A la luz del candil de los suceso recientes, y no tan recientes, visto el descalabro que provocaron las caravanas multitudinarias y la entrada masiva de ilegales en los Estados Unidos, visto los destapes de algunos espías castristas que maduraron durante años las mentes de algunos personajes con poder de decisión en las más altas esferas del gobierno de los Estados Unidos, visto la decisión del presidente Donald Trump de ofrecer una recompensa por la cabeza del capo Maduro, visto la llegada a las aguas del Caribe de una fuerza naval con capacidad suficiente como para acabar con la quinta y con los mangos, y visto un comentario que publiqué en mi perfil de Facebook en 2019, me parece que no me equivocaba entonces cuando decía lo siguiente:
Aunque el diablo son las cosas y todo puede suceder, lo que viene no es una explosión social, por al menos dos razones: No quedan suicidas en Cuba (como tampoco en Venezuela y Nicaragua) y el fanatismo es profundo, así que entre el miedo y la fe, continuarán manteniendo a flote "la revolución cubana", (el chavismo y el sandinismo).

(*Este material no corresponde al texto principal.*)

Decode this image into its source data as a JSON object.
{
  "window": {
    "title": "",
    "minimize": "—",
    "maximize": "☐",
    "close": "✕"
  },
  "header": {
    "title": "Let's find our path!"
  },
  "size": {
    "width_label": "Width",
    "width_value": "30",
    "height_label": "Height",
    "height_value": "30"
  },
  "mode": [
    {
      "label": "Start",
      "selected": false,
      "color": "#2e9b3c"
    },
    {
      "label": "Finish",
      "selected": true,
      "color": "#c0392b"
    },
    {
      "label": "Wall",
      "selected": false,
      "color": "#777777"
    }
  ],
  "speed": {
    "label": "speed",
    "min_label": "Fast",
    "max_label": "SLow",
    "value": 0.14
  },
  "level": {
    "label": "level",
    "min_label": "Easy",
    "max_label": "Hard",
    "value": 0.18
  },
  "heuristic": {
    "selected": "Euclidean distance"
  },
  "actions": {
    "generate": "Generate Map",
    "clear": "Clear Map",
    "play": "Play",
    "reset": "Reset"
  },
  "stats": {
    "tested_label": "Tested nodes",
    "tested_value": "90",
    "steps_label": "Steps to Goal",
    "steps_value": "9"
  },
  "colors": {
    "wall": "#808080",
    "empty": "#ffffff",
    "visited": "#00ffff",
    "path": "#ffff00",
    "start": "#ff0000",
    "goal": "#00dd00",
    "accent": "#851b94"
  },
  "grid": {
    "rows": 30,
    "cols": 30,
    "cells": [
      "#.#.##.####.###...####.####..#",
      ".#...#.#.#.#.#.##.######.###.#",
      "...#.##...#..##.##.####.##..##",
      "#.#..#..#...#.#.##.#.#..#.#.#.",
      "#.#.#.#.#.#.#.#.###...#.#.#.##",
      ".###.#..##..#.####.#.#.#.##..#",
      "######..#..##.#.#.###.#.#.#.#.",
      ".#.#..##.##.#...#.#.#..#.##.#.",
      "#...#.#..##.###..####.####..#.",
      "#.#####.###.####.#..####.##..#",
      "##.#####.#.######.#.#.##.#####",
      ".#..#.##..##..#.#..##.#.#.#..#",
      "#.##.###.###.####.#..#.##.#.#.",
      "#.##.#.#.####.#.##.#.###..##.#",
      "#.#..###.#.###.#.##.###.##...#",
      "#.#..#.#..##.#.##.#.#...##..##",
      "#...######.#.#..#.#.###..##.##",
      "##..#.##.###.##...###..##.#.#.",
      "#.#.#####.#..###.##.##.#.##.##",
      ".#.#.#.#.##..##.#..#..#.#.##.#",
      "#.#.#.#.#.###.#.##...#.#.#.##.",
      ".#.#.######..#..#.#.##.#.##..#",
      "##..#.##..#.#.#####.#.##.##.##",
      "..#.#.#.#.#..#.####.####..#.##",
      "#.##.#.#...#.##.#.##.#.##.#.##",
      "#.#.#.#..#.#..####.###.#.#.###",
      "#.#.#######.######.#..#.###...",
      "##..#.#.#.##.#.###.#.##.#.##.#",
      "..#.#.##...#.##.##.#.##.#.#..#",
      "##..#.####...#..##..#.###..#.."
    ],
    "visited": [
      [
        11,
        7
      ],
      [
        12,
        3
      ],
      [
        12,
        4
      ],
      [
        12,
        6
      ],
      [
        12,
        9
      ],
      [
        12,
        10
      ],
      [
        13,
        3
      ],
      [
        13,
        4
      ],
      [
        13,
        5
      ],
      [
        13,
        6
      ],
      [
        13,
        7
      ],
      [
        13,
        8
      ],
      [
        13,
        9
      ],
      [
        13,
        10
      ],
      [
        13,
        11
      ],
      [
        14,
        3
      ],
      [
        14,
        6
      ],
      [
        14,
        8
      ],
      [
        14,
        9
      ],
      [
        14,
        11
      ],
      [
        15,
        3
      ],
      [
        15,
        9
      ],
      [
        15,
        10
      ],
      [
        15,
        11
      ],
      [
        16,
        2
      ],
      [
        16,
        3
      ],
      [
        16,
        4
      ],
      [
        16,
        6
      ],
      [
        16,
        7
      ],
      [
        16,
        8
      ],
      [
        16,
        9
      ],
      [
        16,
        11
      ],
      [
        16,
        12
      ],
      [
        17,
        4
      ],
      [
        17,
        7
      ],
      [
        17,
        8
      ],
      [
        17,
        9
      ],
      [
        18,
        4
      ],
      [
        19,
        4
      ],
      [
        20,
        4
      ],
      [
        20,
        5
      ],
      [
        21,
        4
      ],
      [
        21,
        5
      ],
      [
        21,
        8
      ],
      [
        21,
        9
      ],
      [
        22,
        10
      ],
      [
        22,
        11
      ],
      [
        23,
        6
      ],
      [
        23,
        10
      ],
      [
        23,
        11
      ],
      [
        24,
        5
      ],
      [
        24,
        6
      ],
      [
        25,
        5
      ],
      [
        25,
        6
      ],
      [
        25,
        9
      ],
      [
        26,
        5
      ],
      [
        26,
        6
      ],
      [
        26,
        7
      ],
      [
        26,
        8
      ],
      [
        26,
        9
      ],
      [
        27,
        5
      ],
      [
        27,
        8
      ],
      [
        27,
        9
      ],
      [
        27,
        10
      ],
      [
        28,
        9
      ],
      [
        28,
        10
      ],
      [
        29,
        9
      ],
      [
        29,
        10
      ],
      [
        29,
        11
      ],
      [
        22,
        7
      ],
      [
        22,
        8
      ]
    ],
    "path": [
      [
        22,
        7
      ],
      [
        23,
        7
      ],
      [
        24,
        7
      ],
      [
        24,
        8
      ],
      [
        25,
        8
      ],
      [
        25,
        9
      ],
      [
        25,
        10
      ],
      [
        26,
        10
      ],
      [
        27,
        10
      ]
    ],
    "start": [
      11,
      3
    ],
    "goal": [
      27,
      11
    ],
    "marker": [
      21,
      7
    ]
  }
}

Y lo más interesante es que el estallido será migratorio, que repercutirá en las fronteras de todos los países, fundamentalmente los EEUU, que han implementado medidas erradas durante más de 60 años, cuando debieron buscar todos los medios legales para utilizar la fuerza y desmantelar una dictadura que se ha reído, con orgullo felón, de las democracias y las ha penetrado a su antojo para inculcarles sus falacias comunistas a quienes en ellas han nacido y crecido en libertad.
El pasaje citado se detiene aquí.